²⁶ Mount Sinai Liver Cancer Program (Divisions of Liver Diseases, Department of Hematology/Oncology, Department of Medicine), Tisch Cancer Institute, Icahn School of Medicine at Mount Sinai, New York, USA; Liver Cancer Translational Research Laboratory, Institut d'Investigacions Biomèdiques August Pi i Sunyer (IDIBAPS), Hospital Clínic, Universitat de Barcelona, Barcelona, Catalonia, Spain; Institució Catalana de Recerca i Estudis Avançats (ICREA), Barcelona, Catalonia, 08010, Spain. Electronic address: [email protected].

PMID: 39709141
DOI: 10.1016/j.jhep.2024.12.016

Abstract

Background & aims: The combination of atezolizumab and bevacizumab (atezo+bev) is the current standard of care for advanced hepatocellular carcinoma (HCC), providing a median overall survival (OS) of 19.2 months. Here, we aim to uncover the underlying cellular processes driving clinical benefit versus resistance to atezo+bev.

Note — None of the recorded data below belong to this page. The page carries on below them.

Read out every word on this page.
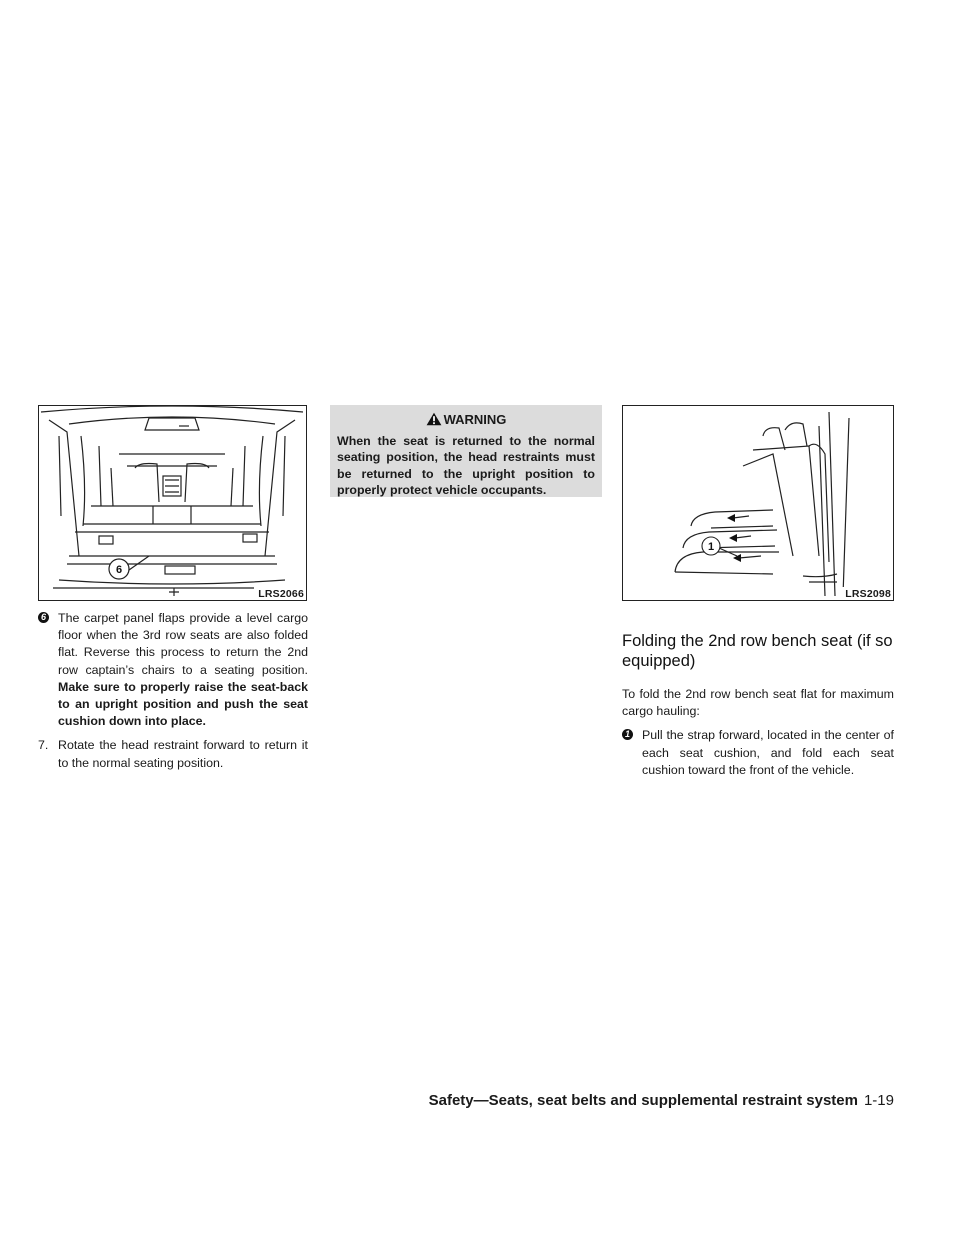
6
LRS2066

6 The carpet panel flaps provide a level cargo floor when the 3rd row seats are also folded flat. Reverse this process to return the 2nd row captain’s chairs to a seating position. Make sure to properly raise the seat-back to an upright position and push the seat cushion down into place.

7. Rotate the head restraint forward to return it to the normal seating position.

WARNING

When the seat is returned to the normal seating position, the head restraints must be returned to the upright position to properly protect vehicle occupants.

1
LRS2098
Folding the 2nd row bench seat (if so equipped)

To fold the 2nd row bench seat flat for maximum cargo hauling:

1 Pull the strap forward, located in the center of each seat cushion, and fold each seat cushion toward the front of the vehicle.

Safety—Seats, seat belts and supplemental restraint system 1-19
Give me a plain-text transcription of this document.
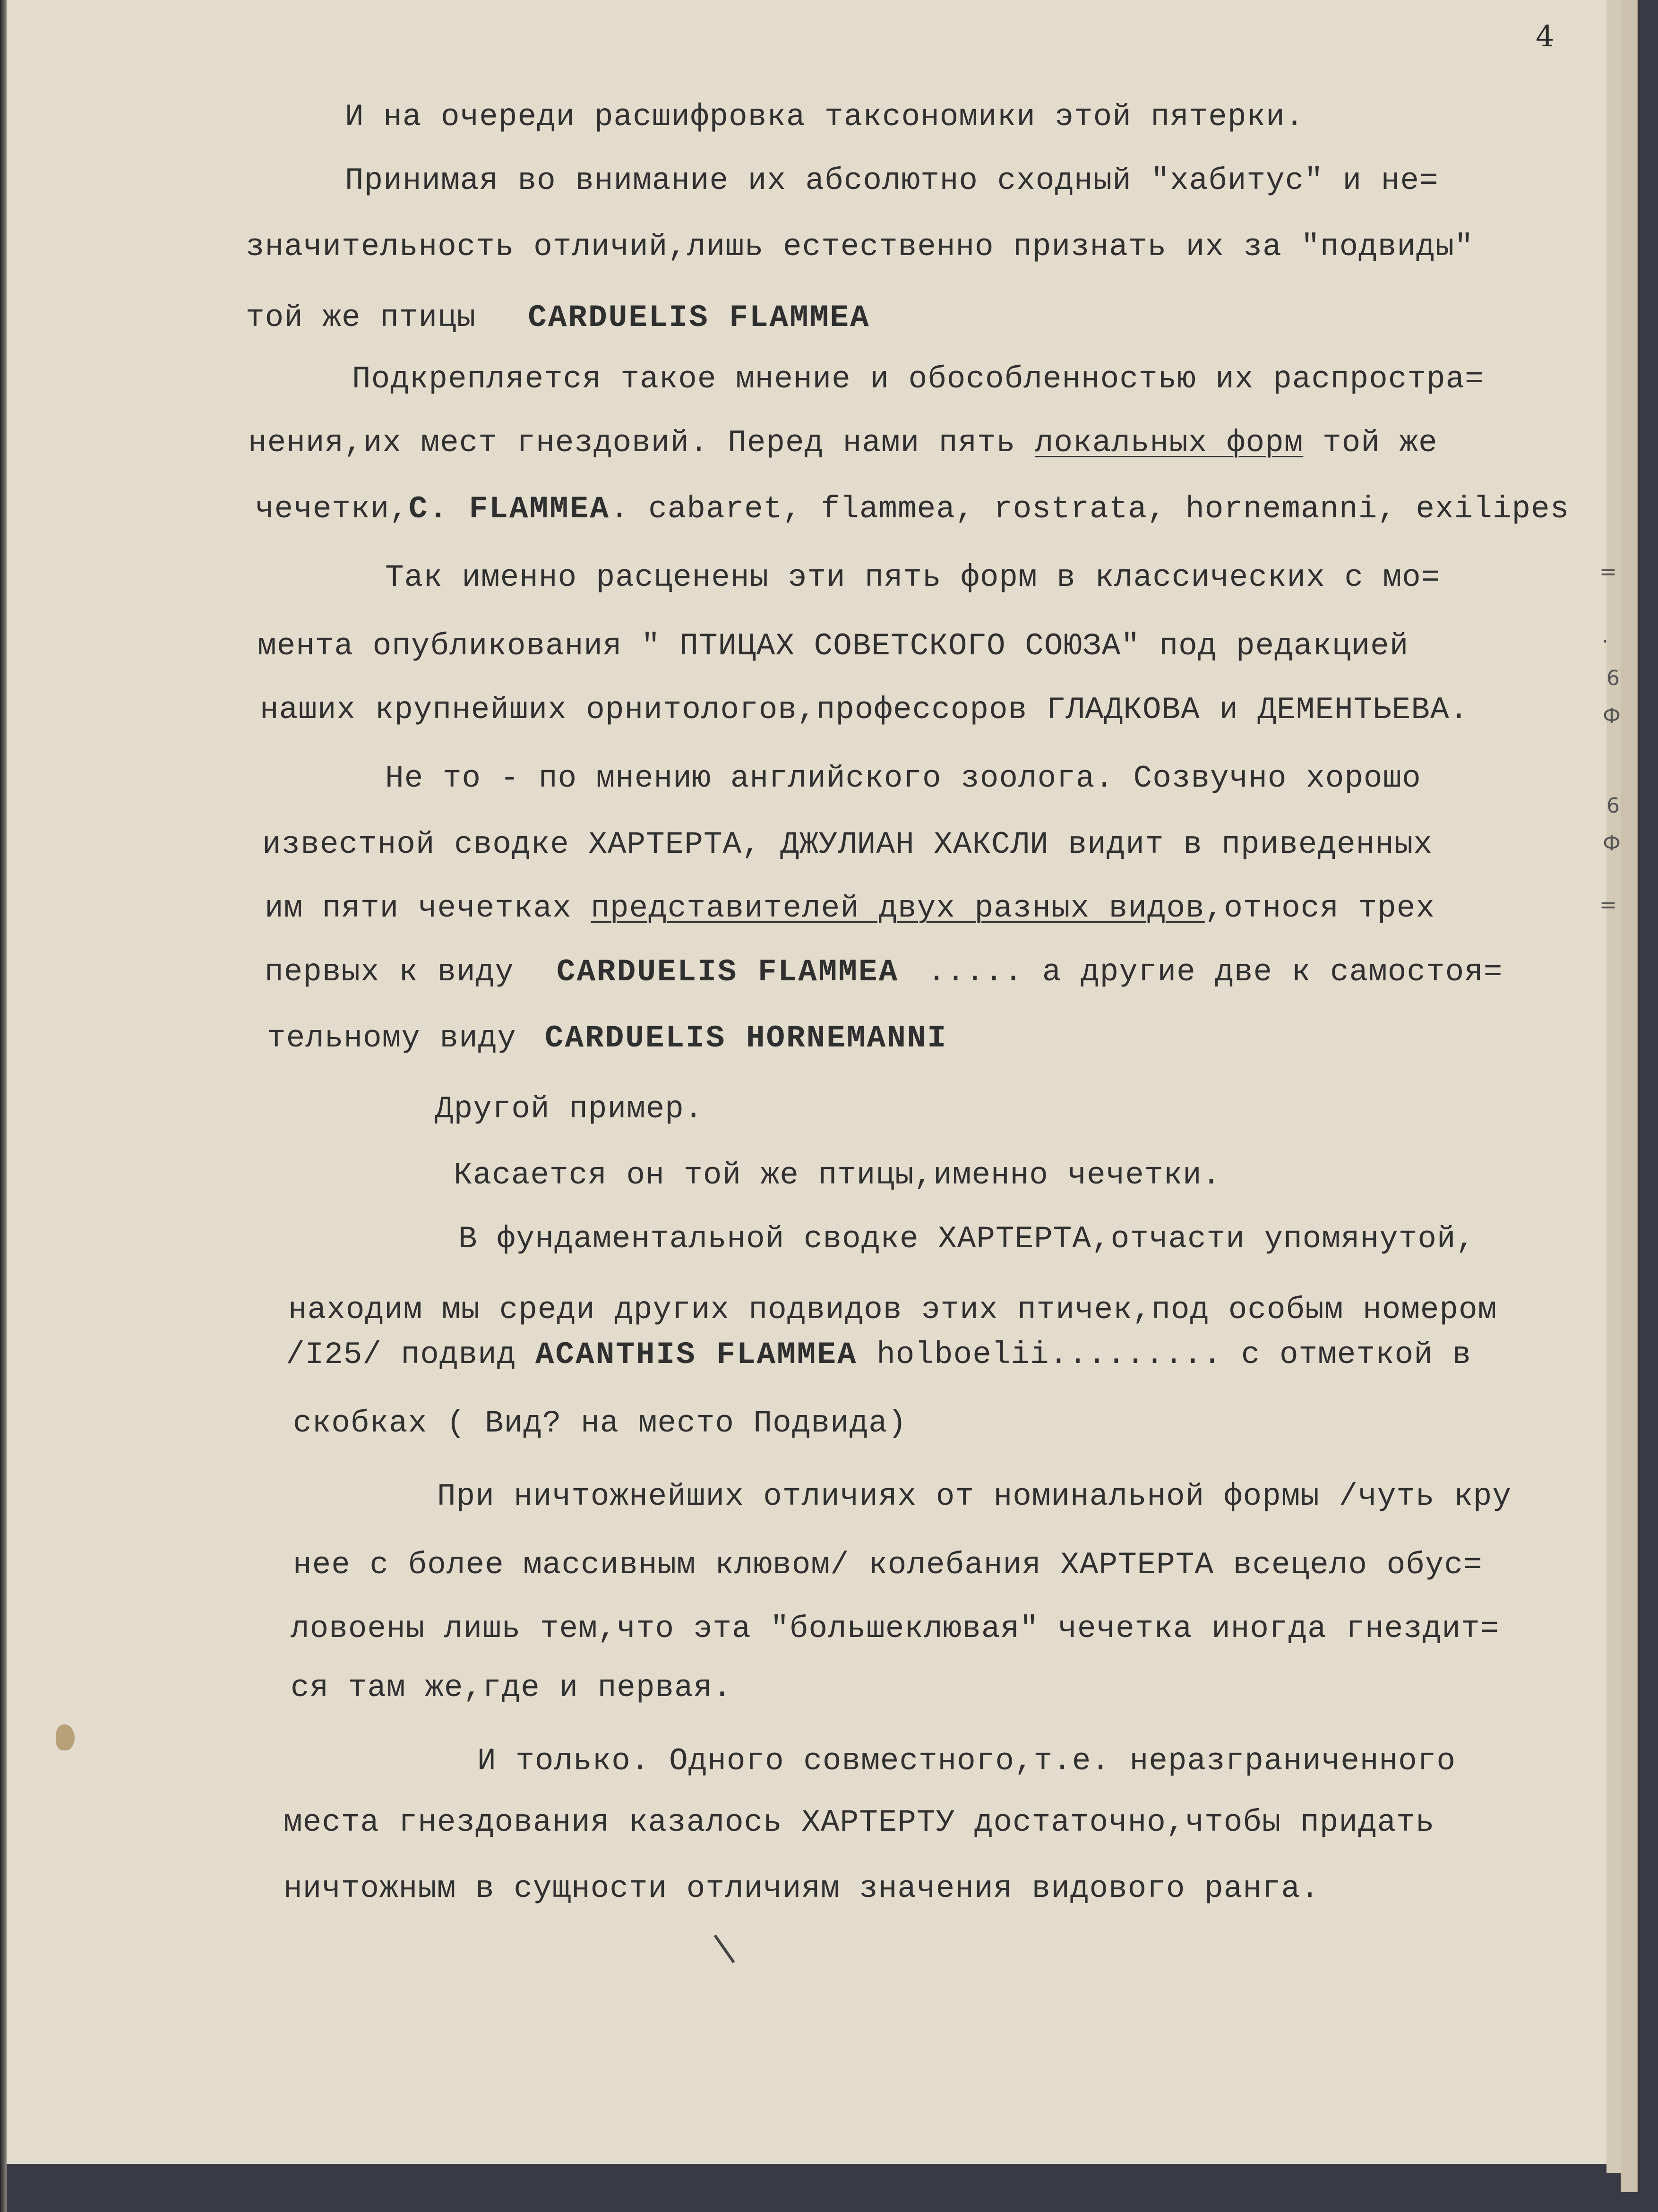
=
.
6
Ф
6
Ф
=
4
И на очереди расшифровка таксономики этой пятерки.
Принимая во внимание их абсолютно сходный "хабитус" и не=
значительность отличий,лишь естественно признать их за "подвиды"
той же птицы CARDUELIS FLAMMEA
Подкрепляется такое мнение и обособленностью их распростра=
нения,их мест гнездовий. Перед нами пять локальных форм той же
чечетки,C. FLAMMEA. cabaret, flammea, rostrata, hornemanni, exilipes
Так именно расценены эти пять форм в классических с мо=
мента опубликования " ПТИЦАХ СОВЕТСКОГО СОЮЗА" под редакцией
наших крупнейших орнитологов,профессоров ГЛАДКОВА и ДЕМЕНТЬЕВА.
Не то - по мнению английского зоолога. Созвучно хорошо
известной сводке ХАРТЕРТА, ДЖУЛИАН ХАКСЛИ видит в приведенных
им пяти чечетках представителей двух разных видов,относя трех
первых к виду CARDUELIS FLAMMEA ..... а другие две к самостоя=
тельному виду CARDUELIS HORNEMANNI
Другой пример.
Касается он той же птицы,именно чечетки.
В фундаментальной сводке ХАРТЕРТА,отчасти упомянутой,
находим мы среди других подвидов этих птичек,под особым номером
/I25/ подвид ACANTHIS FLAMMEA holboelii......... с отметкой в
скобках ( Вид? на место Подвида)
При ничтожнейших отличиях от номинальной формы /чуть кру
нее с более массивным клювом/ колебания ХАРТЕРТА всецело обус=
ловоены лишь тем,что эта "большеклювая" чечетка иногда гнездит=
ся там же,где и первая.
И только. Одного совместного,т.е. неразграниченного
места гнездования казалось ХАРТЕРТУ достаточно,чтобы придать
ничтожным в сущности отличиям значения видового ранга.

Methods: We harnessed the power of single-cell RNA sequencing in advanced HCC to derive gene expression signatures recapitulating 21 cell phenotypes. These signatures were applied to 422 RNA-sequencing samples of advanced HCC patients treated with atezo+bev (n=317) versus atezolizumab (n=47) or sorafenib (n=58) as comparators.

Results: We unveiled two distinct patterns of response to atezo+bev. First, an immune-mediated response characterized by the combined presence of CD8+ T effector cells and pro-inflammatory CXCL10+ macrophages, representing an immune rich microenvironment. Second, a non-immune, angiogenesis-related response distinguishable by a reduced expression of the VEGF co-receptor neuropilin-1 (NRP1), a biomarker that specifically predicts improved OS upon atezo+bev vs sorafenib (p = 0.039). Primary resistance was associated with an enrichment of immunosuppressive myeloid populations, namely CD14+ monocytes and TREM2+ macrophages, and Notch pathway activation. Based on these mechanistic insights we define "Immune-competent" and "Angiogenesis-driven" molecular subgroups, each associated with a significantly longer OS with atezo+bev versus sorafenib (p of interaction = 0.027), and a "Resistant" subset.

Conclusion: Our study unveils two distinct molecular subsets of clinical benefit to atezolizumab plus bevacizumab in advanced HCC ("Immune-competent" and "Angiogenesis-driven") as well as the main traits of primary resistance to this therapy, thus providing a molecular framework to stratify patients based on clinical outcome and guiding potential strategies to overcome resistance.

Keywords: Advanced Hepatocellular Carcinoma; Atezolizumab and bevacizumab; Biomarkers of Response; Primary Resistance; Single-Cell RNA-Sequencing.